De partijkleuren waren rood, geel en zwart. Menig persoon had een petje op met
deze kleuren.
Wij moesten ongeveer 50 minuten kijken naar een bijeenkomst
op zijn Rwandees. Langdradige toespraken, af en toe afgewisseld met een
gezongen lied waarbij ook gedanst werd. De camera zwenkte rond om zijn as, om
zodoende een goed beeld te geven van alle aanwezigen. Vooraan zitten de belangrijke
mannen op hun stoelen en daarom heen zitten en staan de aanwezigen. Applaus. Mannen
met kleine snorretjes en echt afro kapsels. Regelmatig wordt ingezoomd op een ‘big
mama’ die in het publiek zit. Een jongen met een T-shirt waarop staat: ‘Born to
drink’. Een dansende man met een geweer om zijn schouder.
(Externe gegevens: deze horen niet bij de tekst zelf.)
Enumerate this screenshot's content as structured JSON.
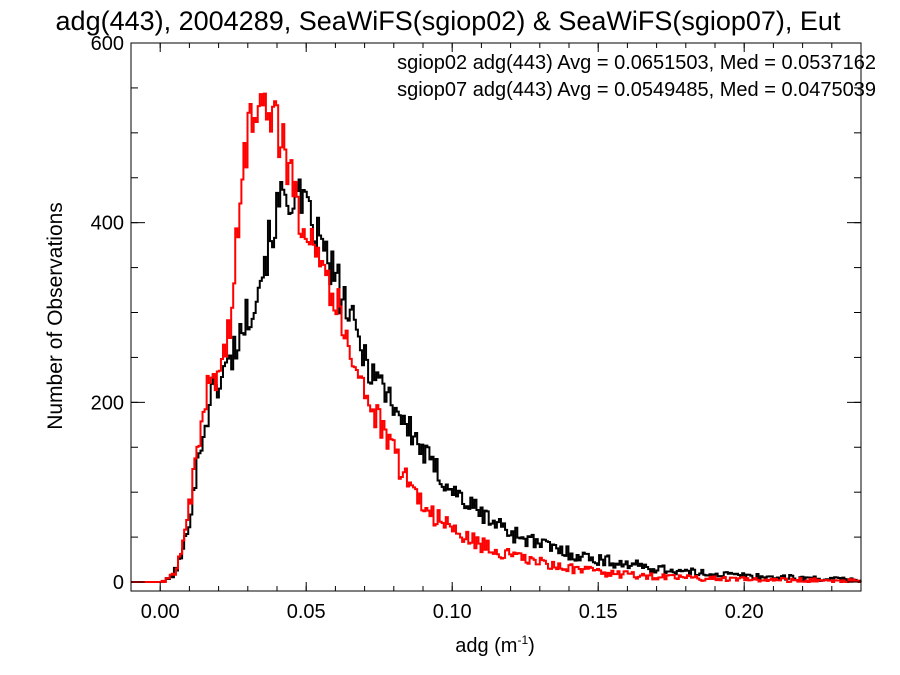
{
  "chart_data": {
    "type": "line",
    "title": "adg(443), 2004289, SeaWiFS(sgiop02) & SeaWiFS(sgiop07), Eut",
    "xlabel": "adg (m",
    "xlabel_sup": "-1",
    "xlabel_close": ")",
    "ylabel": "Number of Observations",
    "xlim": [
      -0.01,
      0.24
    ],
    "ylim": [
      -10,
      600
    ],
    "xticks": [
      0.0,
      0.05,
      0.1,
      0.15,
      0.2
    ],
    "xtick_labels": [
      "0.00",
      "0.05",
      "0.10",
      "0.15",
      "0.20"
    ],
    "yticks": [
      0,
      200,
      400,
      600
    ],
    "ytick_labels": [
      "0",
      "200",
      "400",
      "600"
    ],
    "grid": false,
    "legend_position": "top-right",
    "series": [
      {
        "name": "sgiop02 adg(443) Avg = 0.0651503, Med = 0.0537162",
        "color": "#000000",
        "step": "steps-mid",
        "points": [
          [
            -0.01,
            0
          ],
          [
            0.0,
            0
          ],
          [
            0.002,
            2
          ],
          [
            0.004,
            8
          ],
          [
            0.006,
            20
          ],
          [
            0.008,
            40
          ],
          [
            0.01,
            80
          ],
          [
            0.012,
            120
          ],
          [
            0.014,
            160
          ],
          [
            0.016,
            190
          ],
          [
            0.018,
            215
          ],
          [
            0.02,
            225
          ],
          [
            0.022,
            235
          ],
          [
            0.024,
            250
          ],
          [
            0.026,
            268
          ],
          [
            0.028,
            285
          ],
          [
            0.03,
            300
          ],
          [
            0.032,
            320
          ],
          [
            0.034,
            340
          ],
          [
            0.036,
            365
          ],
          [
            0.038,
            390
          ],
          [
            0.04,
            415
          ],
          [
            0.042,
            430
          ],
          [
            0.044,
            432
          ],
          [
            0.046,
            428
          ],
          [
            0.048,
            420
          ],
          [
            0.05,
            408
          ],
          [
            0.052,
            395
          ],
          [
            0.054,
            380
          ],
          [
            0.056,
            365
          ],
          [
            0.058,
            350
          ],
          [
            0.06,
            335
          ],
          [
            0.062,
            318
          ],
          [
            0.064,
            300
          ],
          [
            0.066,
            282
          ],
          [
            0.068,
            265
          ],
          [
            0.07,
            250
          ],
          [
            0.072,
            238
          ],
          [
            0.074,
            228
          ],
          [
            0.076,
            218
          ],
          [
            0.078,
            208
          ],
          [
            0.08,
            198
          ],
          [
            0.082,
            185
          ],
          [
            0.084,
            173
          ],
          [
            0.086,
            165
          ],
          [
            0.088,
            155
          ],
          [
            0.09,
            143
          ],
          [
            0.092,
            133
          ],
          [
            0.094,
            125
          ],
          [
            0.096,
            117
          ],
          [
            0.098,
            110
          ],
          [
            0.1,
            102
          ],
          [
            0.102,
            96
          ],
          [
            0.104,
            90
          ],
          [
            0.106,
            85
          ],
          [
            0.108,
            80
          ],
          [
            0.11,
            76
          ],
          [
            0.112,
            71
          ],
          [
            0.114,
            67
          ],
          [
            0.116,
            63
          ],
          [
            0.118,
            59
          ],
          [
            0.12,
            55
          ],
          [
            0.122,
            52
          ],
          [
            0.124,
            50
          ],
          [
            0.126,
            47
          ],
          [
            0.128,
            44
          ],
          [
            0.13,
            42
          ],
          [
            0.135,
            37
          ],
          [
            0.14,
            32
          ],
          [
            0.145,
            28
          ],
          [
            0.15,
            25
          ],
          [
            0.155,
            22
          ],
          [
            0.16,
            20
          ],
          [
            0.165,
            17
          ],
          [
            0.17,
            15
          ],
          [
            0.175,
            13
          ],
          [
            0.18,
            11
          ],
          [
            0.185,
            10
          ],
          [
            0.19,
            9
          ],
          [
            0.195,
            8
          ],
          [
            0.2,
            7
          ],
          [
            0.205,
            6
          ],
          [
            0.21,
            5
          ],
          [
            0.215,
            5
          ],
          [
            0.22,
            4
          ],
          [
            0.225,
            4
          ],
          [
            0.23,
            3
          ],
          [
            0.235,
            3
          ],
          [
            0.24,
            2
          ]
        ]
      },
      {
        "name": "sgiop07 adg(443) Avg = 0.0549485, Med = 0.0475039",
        "color": "#ff0000",
        "step": "steps-mid",
        "points": [
          [
            -0.01,
            0
          ],
          [
            0.0,
            0
          ],
          [
            0.002,
            2
          ],
          [
            0.004,
            8
          ],
          [
            0.006,
            22
          ],
          [
            0.008,
            45
          ],
          [
            0.01,
            90
          ],
          [
            0.012,
            135
          ],
          [
            0.014,
            180
          ],
          [
            0.016,
            215
          ],
          [
            0.018,
            230
          ],
          [
            0.02,
            235
          ],
          [
            0.022,
            258
          ],
          [
            0.024,
            300
          ],
          [
            0.026,
            380
          ],
          [
            0.028,
            455
          ],
          [
            0.03,
            505
          ],
          [
            0.032,
            535
          ],
          [
            0.034,
            550
          ],
          [
            0.036,
            545
          ],
          [
            0.038,
            525
          ],
          [
            0.04,
            505
          ],
          [
            0.042,
            480
          ],
          [
            0.044,
            455
          ],
          [
            0.046,
            425
          ],
          [
            0.048,
            410
          ],
          [
            0.05,
            400
          ],
          [
            0.052,
            390
          ],
          [
            0.054,
            370
          ],
          [
            0.056,
            352
          ],
          [
            0.058,
            330
          ],
          [
            0.06,
            310
          ],
          [
            0.062,
            290
          ],
          [
            0.064,
            270
          ],
          [
            0.066,
            252
          ],
          [
            0.068,
            232
          ],
          [
            0.07,
            212
          ],
          [
            0.072,
            195
          ],
          [
            0.074,
            180
          ],
          [
            0.076,
            168
          ],
          [
            0.078,
            153
          ],
          [
            0.08,
            140
          ],
          [
            0.082,
            128
          ],
          [
            0.084,
            116
          ],
          [
            0.086,
            105
          ],
          [
            0.088,
            95
          ],
          [
            0.09,
            87
          ],
          [
            0.092,
            80
          ],
          [
            0.094,
            73
          ],
          [
            0.096,
            67
          ],
          [
            0.098,
            62
          ],
          [
            0.1,
            58
          ],
          [
            0.102,
            54
          ],
          [
            0.104,
            50
          ],
          [
            0.106,
            47
          ],
          [
            0.108,
            44
          ],
          [
            0.11,
            41
          ],
          [
            0.112,
            38
          ],
          [
            0.114,
            35
          ],
          [
            0.116,
            33
          ],
          [
            0.118,
            31
          ],
          [
            0.12,
            29
          ],
          [
            0.122,
            27
          ],
          [
            0.124,
            26
          ],
          [
            0.126,
            24
          ],
          [
            0.128,
            23
          ],
          [
            0.13,
            21
          ],
          [
            0.135,
            18
          ],
          [
            0.14,
            15
          ],
          [
            0.145,
            13
          ],
          [
            0.15,
            11
          ],
          [
            0.155,
            9
          ],
          [
            0.16,
            8
          ],
          [
            0.165,
            7
          ],
          [
            0.17,
            6
          ],
          [
            0.175,
            5
          ],
          [
            0.18,
            5
          ],
          [
            0.185,
            4
          ],
          [
            0.19,
            4
          ],
          [
            0.195,
            3
          ],
          [
            0.2,
            3
          ],
          [
            0.205,
            3
          ],
          [
            0.21,
            2
          ],
          [
            0.215,
            2
          ],
          [
            0.22,
            2
          ],
          [
            0.225,
            2
          ],
          [
            0.23,
            1
          ],
          [
            0.235,
            1
          ],
          [
            0.24,
            1
          ]
        ]
      }
    ]
  }
}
Collecteschalen die rondgaan
rond en waar gul geld wordt gegeven. Afgezien van de afro kapsels had het
gewoon een bijeenkomst in 2012 kunnen zijn.
Op het laatst van de video kwam kort een mevrouw in beeld
die ook een toespraak hield. Na afloop van de film zei de rechter dat er mensen
zijn die gezegd hebben dat dat Yvonne Basebya was. Terwijl anderen dat weer
ontkend hadden. De rechter vroeg aan Yvonne of zij het was en hij vroeg ook of
zij op de bijeenkomst aanwezig was. Hij vroeg ook of zij mensen kenden die te
zien waren op de video. Er kwam geen antwoord.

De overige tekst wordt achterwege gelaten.